Here’s my take on the death of Miep Gies at the age of 100, whereas Anne Frank never made it beyond 15. Originally from Monday, January 11, 2010:

 

 

Ilargi: Miep Gies died today. She was 100 years old. Born Hermine Santrouschitz in 1909, Miep worked for Otto Frank in Amsterdam when WW2 started. She helped hide the Frank family in the “achterhuis” on the Prinsengracht, the secret room (annex) in the shadow of the Westerkerk church the family lived in for a long time, until they were betrayed.

After Anne was put on a train to the Bergen Belsen concentration camp in 1944 and died there from typhus in March 1945, Miep managed to retrieve her diary, which she handed to Anne’s father, Otto, the sole survivor from the household, in 1945, after the war had ended. In 1947 Otto had his daughter’s diary published, and everything else, including now Miep Gies, is history.

Now I’m not Jewish, nor was I born and bred in Amsterdam proper, but I am an Amsterdammer nonetheless, and have for as long as I can remember been aware of what happened to the Jordaan neighborhood in the city that borders on the part of the Prinsengracht where the Westerkerk and the Anne Frank House are. To this day, there are a ton of words in Amsterdam that are unique to the city, and there are a ton more in the Dutch language at large, that are all joods, jiddish, yiddish.

Every Dutch person knows that Mokum means Amsterdam. A yiddish term. Like mazzel! (good luck), bajes (prison), gabber (mate, friend), gein (fun), geteisem (‘bad’ people), goochem (smart), jatten (to steal), kapsones (“hot air” behavior), penose (criminals), pleite (outtahere), schlemiel (dumbass), smeris (cop), smoes (excuse), sores (trouble), stiekem (stealthily), tof (nice!).

The Dutch language would be a hell of a lot poorer if not for the centuries of Jewish culture that enriched the country, and most of all Amsterdam. Rembrandt and Vermeer, and all of their 17th century peers, would not have created what they did without the Jews. The tulip bubble, well, perhaps, but the spice trade that made the city the center of the universe would never have happened without Amsterdam’s Jordaan people. And no, rich they were not. In fact, for most of them most of the time, they were the poorest of the poor.

And it’s all still there, the culture, the songs, the humor, the words. It’s just that the people are not. They were renditioned away.
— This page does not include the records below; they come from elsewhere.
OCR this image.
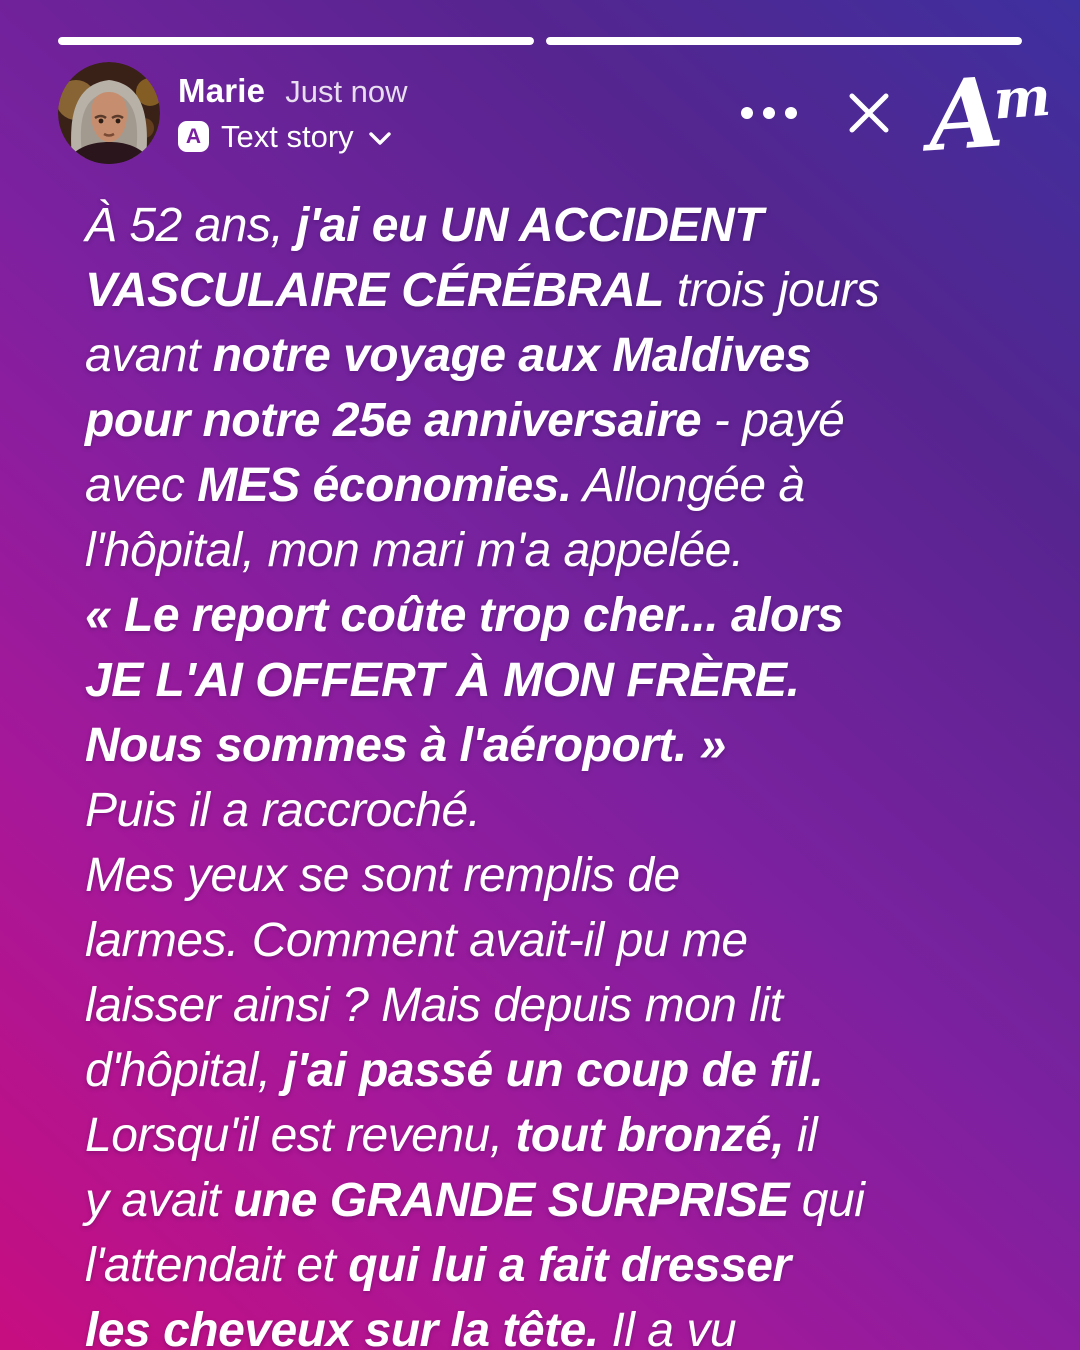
Marie Just now
A Text story	A
m
À 52 ans, j'ai eu UN ACCIDENT
VASCULAIRE CÉRÉBRAL trois jours
avant notre voyage aux Maldives
pour notre 25e anniversaire - payé
avec MES économies. Allongée à
l'hôpital, mon mari m'a appelée.
« Le report coûte trop cher... alors
JE L'AI OFFERT À MON FRÈRE.
Nous sommes à l'aéroport. »
Puis il a raccroché.
Mes yeux se sont remplis de
larmes. Comment avait-il pu me
laisser ainsi ? Mais depuis mon lit
d'hôpital, j'ai passé un coup de fil.
Lorsqu'il est revenu, tout bronzé, il
y avait une GRANDE SURPRISE qui
l'attendait et qui lui a fait dresser
les cheveux sur la tête. Il a vu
Through the ages, Holland was a refuge for Jewish people from all over Europe. In the 1940’s, they were put on transport trains to camps, and 90% never came back, including Anne. The city center, and the Jordaan, may now be populated with well-to-do 21st century citizens, but if you take the time to stand still on one of the many bridges in the hood and you listen well, you can still feel the emptiness left behind by those who were forced to die like so much cattle.

And that, my friends, is my personal hinterland. That is me.

And don’t worry, I know about the Dutch part in the slave trade, and a 100,000 other despicable trades. My people are about as guilty as they come. And that is me too. But my people were also welcoming the Jews for centuries when they were cast out everywhere else.

History is a multi-pronged tool, a bird of many feathers and a beast of many moods. Nothing changed there, and nothing ever will. We are a blood-thirsty species, more, much more, than we are willing to allow. It will decide our way forward as it has our ways in the past. And we will not make it a pretty picture. We simply can’t. We’ll be cruel as can be. As we are.

But we will also have always another Anne Frank and another Miep Gies. One lived to be 15 years old, the other 100. Both saw, first-hand, more gratuitous violence than most of us will ever see in our lifetimes. There is some layer of comfort in there, and I hope you will forgive me for not being able to identify it off the bat. I’m just sure it’s there.

Here’s Miep Gies in her own words:

I am not a hero

‘More than twenty thousand Dutch people helped to hide Jews and others in need of hiding during those years. I willingly did what I could to help. My husband did as well. It was not enough.

There is nothing special about me. I have never wanted special attention. I was only willing to do what was asked of me and what seemed necessary at the time.”